Introduction
Serum neutralization corresponds protection against viral infection
after vaccination or natural infection. However, high levels of mutation
observed in viral glycoprotein of different variants could prevent
effective protection provided by neutralization serum. Therefore,
immediate determination of serum neutralization potency against
different variants is crucial (Wu et al., 2020). Particularly, new
variants have begun to emerge for disease caused by global infection
with severe acute respiratory syndrome coronavirus 2 (SARS-CoV-2) since
2019. It has been reported that mutations on the major neutralization
target of these variants alter serum-neutralizing activity induced by
early strains or vaccines (Kuzmina et al., 2021; Robbiani et al., 2020).
Some of these mutations can provide an escape from immune response by
decreasing monoclonal antibody (mAb) neutralization (Liu et al., 2021).
Due to the high risk of SARS-CoV-2 infection, cultivation of authentic
viruses requires laboratories with at least level 3 biological safety
(BSL3) equipped with negative pressure systems.
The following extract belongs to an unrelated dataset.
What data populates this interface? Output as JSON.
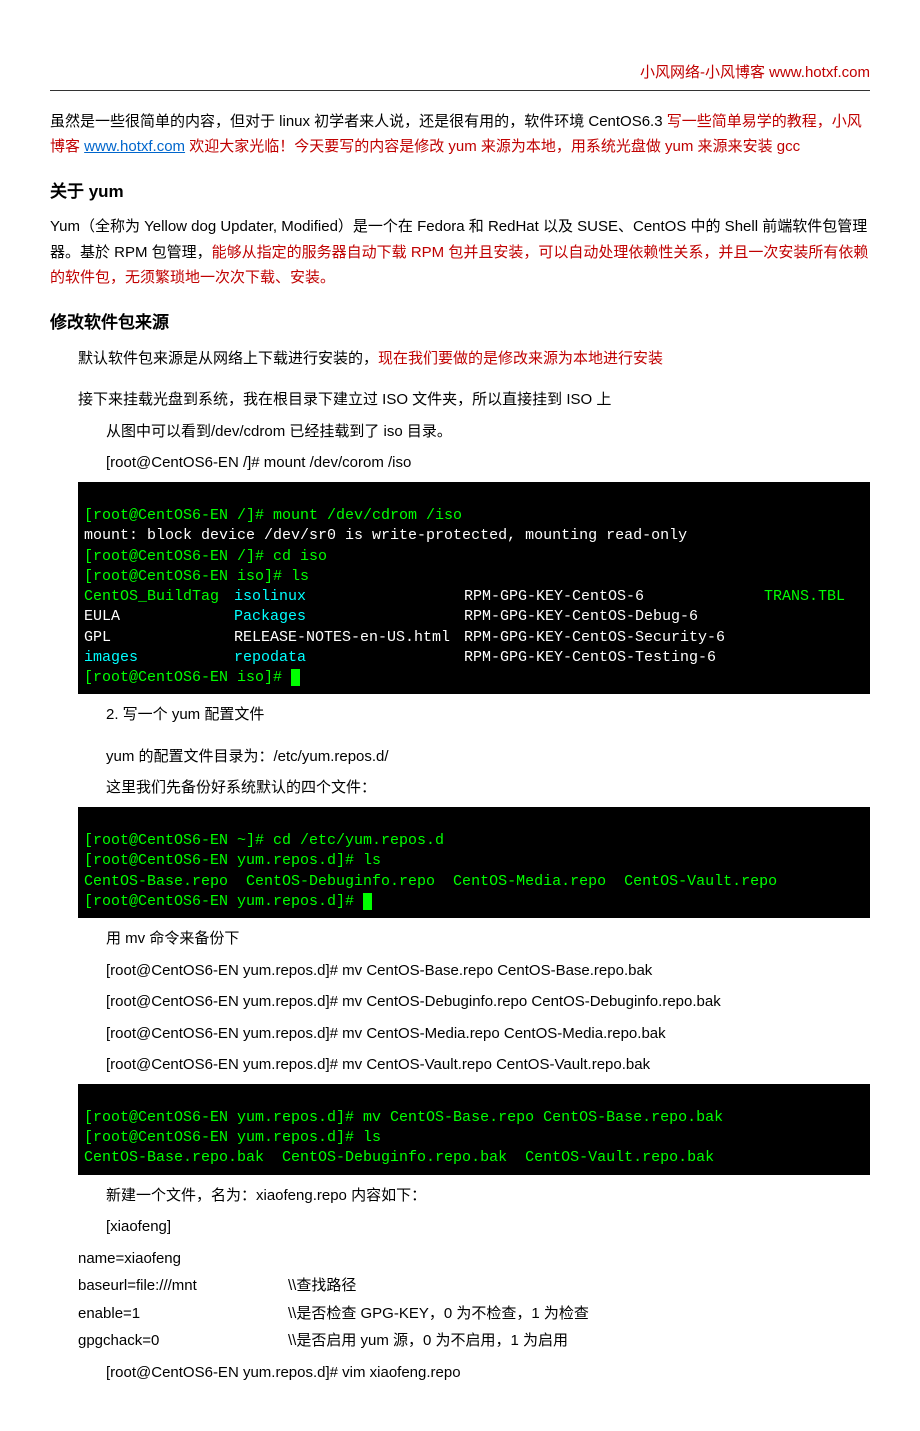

This limitation prevents
to perform neutralization assays in many research centers, which only
has BSL2 laboratories. Pseudotyped virus neutralization assay is an
alternative method based on packaging a reliable replication-defective
pseudovirus with Spike protein to mimic the entry of the authentic
virus. Thereby, pseudoviruses can be contained in BSL2 conditions to
perform neutralization assays (Chen and Zhang, 2021; Li et al., 2018).
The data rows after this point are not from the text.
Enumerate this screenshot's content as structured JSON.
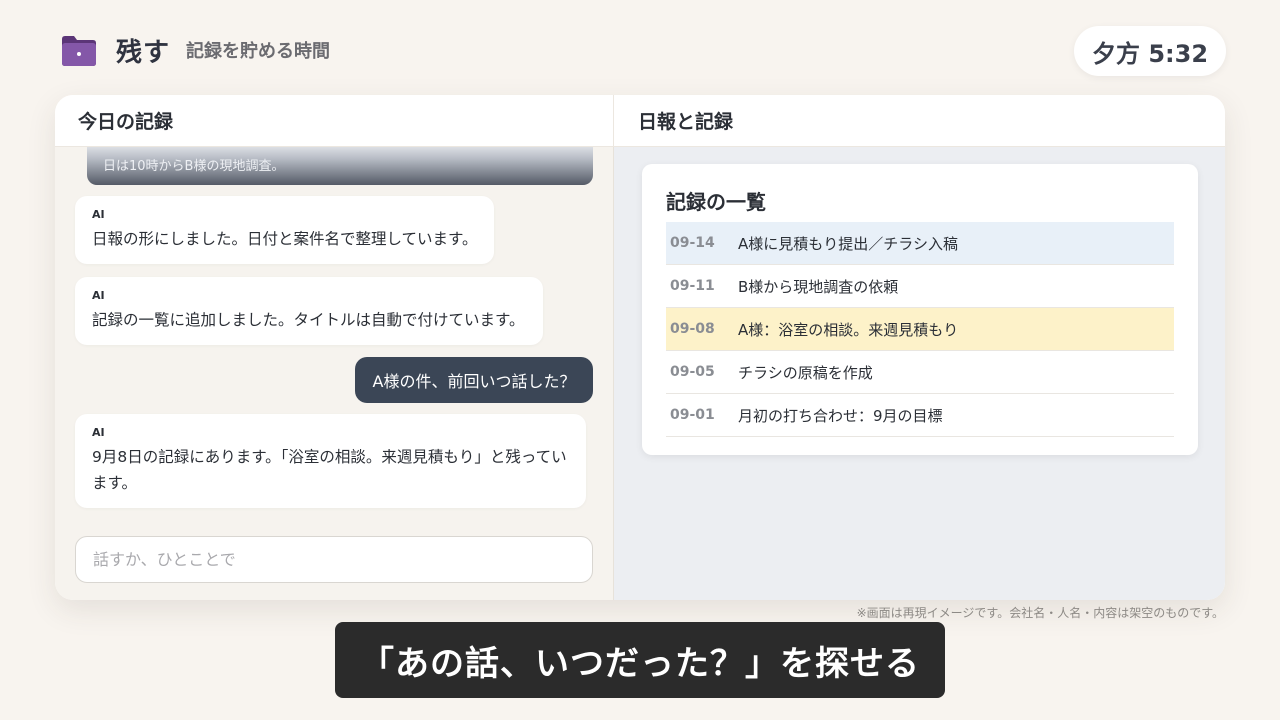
{
  "app": {
    "title": "残す",
    "subtitle": "記録を貯める時間",
    "clock": "夕方 5:32",
    "accent_color": "#7a4a9c"
  },
  "chat_pane": {
    "title": "今日の記録",
    "cut_message": "日は10時からB様の現地調査。",
    "messages": [
      {
        "sender": "AI",
        "text": "日報の形にしました。日付と案件名で整理しています。"
      },
      {
        "sender": "AI",
        "text": "記録の一覧に追加しました。タイトルは自動で付けています。"
      },
      {
        "sender": "user",
        "text": "A様の件、前回いつ話した？"
      },
      {
        "sender": "AI",
        "text": "9月8日の記録にあります。「浴室の相談。来週見積もり」と残っています。"
      }
    ],
    "input_placeholder": "話すか、ひとことで",
    "user_bubble_color": "#3b4656"
  },
  "records_pane": {
    "title": "日報と記録",
    "card_title": "記録の一覧",
    "records": [
      {
        "date": "09-14",
        "title": "A様に見積もり提出／チラシ入稿",
        "highlight": "blue"
      },
      {
        "date": "09-11",
        "title": "B様から現地調査の依頼",
        "highlight": "none"
      },
      {
        "date": "09-08",
        "title": "A様：浴室の相談。来週見積もり",
        "highlight": "yellow"
      },
      {
        "date": "09-05",
        "title": "チラシの原稿を作成",
        "highlight": "none"
      },
      {
        "date": "09-01",
        "title": "月初の打ち合わせ：9月の目標",
        "highlight": "none"
      }
    ]
  },
  "footer": {
    "disclaimer": "※画面は再現イメージです。会社名・人名・内容は架空のものです。",
    "caption": "「あの話、いつだった？」を探せる"
  },
  "icons": {
    "app_icon": "folder-icon"
  }
}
In the broad extent, pseudoviruses can be utilized in
seroepidemiological studies, vaccine and monoclonal antibody
development, screening of viral entry inhibitors, and fundamental
virological methods (Ou et al., 2020). Several convenient pseudotyped
virus for SARS-CoV-2 have been reported, such as human immunodeficiency
virus (HIV)-based lentiviral particles (Donofrio et al., 2021), murine
leukemia virus (MLV)-based retroviral particles (Chen and Zhang, 2021),
or vesicular stomatitis virus (VSV)-based systems (Nie et al., 2020;
Salazar-García et al., 2022) with higher performance for evaluating the
efficacy of therapeutic drugs and vaccines (Salazar-García et al.,
2022). The results of such pseudovirus neutralization tests are very
closely correlated to those of authentic virus measurements. Also,
tracking the changes in Spike glycoprotein using pseudovirus
neutralizing assays is relatively easy (Schmidt et al., 2020).
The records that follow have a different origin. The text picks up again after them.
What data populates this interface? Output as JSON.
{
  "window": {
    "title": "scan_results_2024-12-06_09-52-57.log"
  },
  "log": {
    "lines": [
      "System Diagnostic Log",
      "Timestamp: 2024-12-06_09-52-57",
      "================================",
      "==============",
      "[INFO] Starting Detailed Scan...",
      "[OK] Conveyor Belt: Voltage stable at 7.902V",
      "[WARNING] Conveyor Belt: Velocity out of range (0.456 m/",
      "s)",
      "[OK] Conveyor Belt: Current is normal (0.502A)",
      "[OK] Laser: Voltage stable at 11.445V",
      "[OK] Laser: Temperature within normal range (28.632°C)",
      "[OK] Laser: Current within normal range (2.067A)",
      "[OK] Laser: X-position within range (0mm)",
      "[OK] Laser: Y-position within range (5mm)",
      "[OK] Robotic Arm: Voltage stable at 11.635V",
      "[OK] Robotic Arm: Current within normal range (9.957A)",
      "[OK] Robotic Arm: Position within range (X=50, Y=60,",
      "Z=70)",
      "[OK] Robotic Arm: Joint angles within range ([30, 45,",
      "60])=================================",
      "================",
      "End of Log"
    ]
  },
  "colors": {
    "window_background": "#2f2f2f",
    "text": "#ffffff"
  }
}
From the beginning of the pandemic, DNA sequencing data of virus
glycoproteins is utilized to identify individual mutations in SARS-CoV-2
(Schrörs et al., 2021). One of the first variants called B.1.1.7 was
first emerged in the United Kingdom and had multiple mutations in the
target regions of neutralizing antibodies such as receptor binding
domain and N-terminal domain of Spike. SubsequentlyB.1.351 variant has
been identified in South Africa with additional mutations. B.1.1.7 and
B.1.351 variants share key mutations in the RBD (N501Y, D614G), but
B.1.351 has additional changes causing widespread escape from mAbs
(E484K, K417N) (Harvey et al., 2021; Zhou et al., 2021).
In this paper, we evaluated human convalescent plasma with different
serum neutralizing activities using pseudotyped VSV-ΔG virus carrying
Spike variants (Wuhan strain, B.1.1.7, and B.1.351). First, we
made a series of point mutations in Spike sequence of SARS-CoV-2 to
obtain global variants. Second, we generated pseudotyped viruses
usingSpike of ancestoral Wuhan strain and two variants and utilized to
evaluate neutralization activity of human serum samples. Neutralization
assay using Spike pseudotyped VSV-ΔG virus was found to correlate with
plaque assay using SARS-CoV-2 authentic virus. Additionally, Spike
pseudotyped VSV-ΔG virus was sufficient to discriminate serum responses
against different variants of the virus.